Bagaimana Jacob Collier Menciptakan Keajaiban Bebunyi
Jacob Collier mengakhiri Solo Asia Tour 2023 di JIEXPO Theater, Jakarta. Ia sekaligus mengumumkan album terbarunya, Djesse 4, yang akan rilis 29 Februari 2024.
Words by Whiteboard Journal
Teks: Ibrahim Soetomo
Foto: Imam Wisaya Surataruna/12WIRED
Malam itu Jacob Collier hadir bersama grand piano, vocal harmonizer dan gitar akustik lima senar. Ia berlari kencang ke tengah-tengah panggung, menyapa Jakarta, lalu melakukan apa yang Freddie Mercury lakukan bersama para penontonnya di Live Aid 1985. Ia teriak, “Ooo!!!” Dan penonton membalasnya berlipat ganda, “Ooo!!!”. Beberapa kali, lalu Jacob dan penonton mengharmoni. Ia lekas duduk di hadapan piano, mengentak nada yang seketika kaya, bernyanyi: Little darling, I feel the ice is slowly melting. Little darling, it feels like years since it’s been clear. Jacob memulai konser tunggalnya dengan Here Comes the Sun.

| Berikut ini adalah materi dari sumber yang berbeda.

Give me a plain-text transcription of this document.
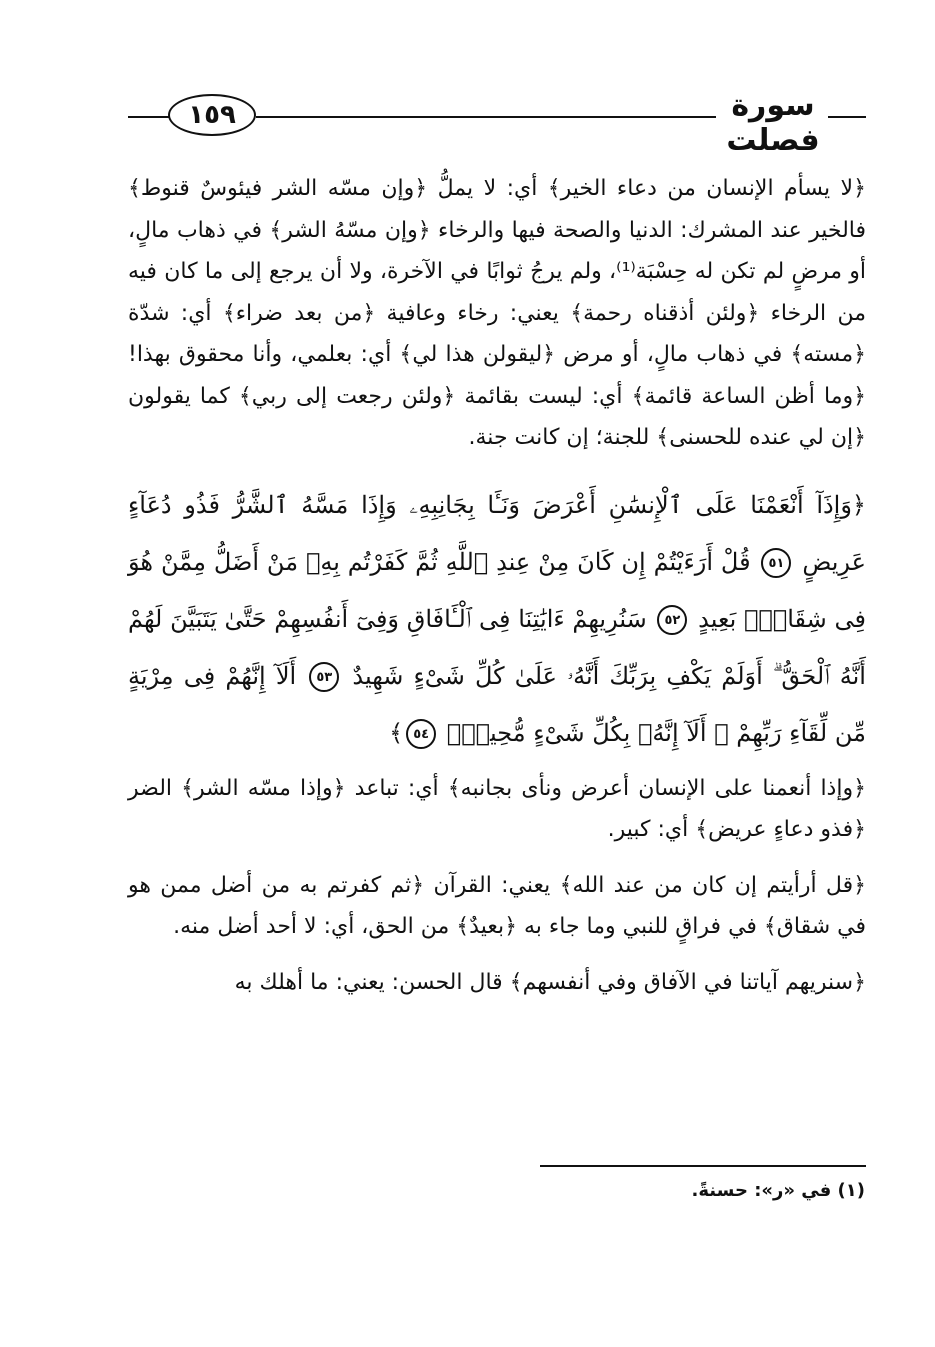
١٥٩	سورة فصلت

﴿لا يسأم الإنسان من دعاء الخير﴾ أي: لا يملُّ ﴿وإن مسّه الشر فيئوسٌ قنوط﴾ فالخير عند المشرك: الدنيا والصحة فيها والرخاء ﴿وإن مسّهُ الشر﴾ في ذهاب مالٍ، أو مرضٍ لم تكن له حِسْبَة⁽¹⁾، ولم يرجُ ثوابًا في الآخرة، ولا أن يرجع إلى ما كان فيه من الرخاء ﴿ولئن أذقناه رحمة﴾ يعني: رخاء وعافية ﴿من بعد ضراء﴾ أي: شدّة ﴿مسته﴾ في ذهاب مالٍ، أو مرض ﴿ليقولن هذا لي﴾ أي: بعلمي، وأنا محقوق بهذا! ﴿وما أظن الساعة قائمة﴾ أي: ليست بقائمة ﴿ولئن رجعت إلى ربي﴾ كما يقولون ﴿إن لي عنده للحسنى﴾ للجنة؛ إن كانت جنة.

﴿وَإِذَآ أَنْعَمْنَا عَلَى ٱلْإِنسَٰنِ أَعْرَضَ وَنَـَٔا بِجَانِبِهِۦ وَإِذَا مَسَّهُ ٱلشَّرُّ فَذُو دُعَآءٍ عَرِيضٍ ٥١ قُلْ أَرَءَيْتُمْ إِن كَانَ مِنْ عِندِ ٱللَّهِ ثُمَّ كَفَرْتُم بِهِۦ مَنْ أَضَلُّ مِمَّنْ هُوَ فِى شِقَاقٍۭ بَعِيدٍ ٥٢ سَنُرِيهِمْ ءَايَٰتِنَا فِى ٱلْـَٔافَاقِ وَفِىٓ أَنفُسِهِمْ حَتَّىٰ يَتَبَيَّنَ لَهُمْ أَنَّهُ ٱلْحَقُّ ۗ أَوَلَمْ يَكْفِ بِرَبِّكَ أَنَّهُۥ عَلَىٰ كُلِّ شَىْءٍ شَهِيدٌ ٥٣ أَلَآ إِنَّهُمْ فِى مِرْيَةٍ مِّن لِّقَآءِ رَبِّهِمْ ۗ أَلَآ إِنَّهُۥ بِكُلِّ شَىْءٍ مُّحِيطٌۢ ٥٤﴾

﴿وإذا أنعمنا على الإنسان أعرض ونأى بجانبه﴾ أي: تباعد ﴿وإذا مسّه الشر﴾ الضر ﴿فذو دعاءٍ عريض﴾ أي: كبير.

﴿قل أرأيتم إن كان من عند الله﴾ يعني: القرآن ﴿ثم كفرتم به من أضل ممن هو في شقاق﴾ في فراقٍ للنبي وما جاء به ﴿بعيدٌ﴾ من الحق، أي: لا أحد أضل منه.

﴿سنريهم آياتنا في الآفاق وفي أنفسهم﴾ قال الحسن: يعني: ما أهلك به

(١) في «ر»: حسنةً.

Dari sini keajaiban mulai.
Jacob kembali ke Jakarta setelah tujuh setengah tahun lamanya. Konser terakhirnya adalah Jakarta International Java Jazz Festival 2016. Jacob kembali ke Jakarta untuk mengakhiri Solo Asia Tour 2023, setelah Mumbai, Delhi, Bengaluru dan Shanghai, juga setelah menuntaskan tur global panjang. Ia akan memulai tur berikutnya di April 2024.
Kita mengenal Jacob Collier sebagai seorang musisi multi-instrumentalis; seorang dengan berkah bermusik yang luar biasa. Lagu-lagunya sarat akan harmoni. Dan konser tunggal ini telah menyediakan keintiman dan kejutan improvisasi. Di konser ini Jacob menjelajahi musik seluas-luasnya, seolah-olah jumlah instrumen bukan batasan. Ia mengizinkan setiap nada dalam piano dan gitar bermain secara setara. Kita juga berkesempatan untuk lebih memerhatikan vokal dan nyanyian Jacob, yang sepanjang konser, menjelma kekupu bariton yang terbang tak terduga lalu hinggap di satu tangkai nada ke tangkai lainnya. Kita tak bisa menerkanya, hanya sadar, bahwa kelebat kekupu itu indah rupanya. Di Here Comes the Sun, kemudian lagu karangannya Hideaway, ia memainkan piano dengan perlahan dan lembut, namun juga lekas cepat dan sibuk.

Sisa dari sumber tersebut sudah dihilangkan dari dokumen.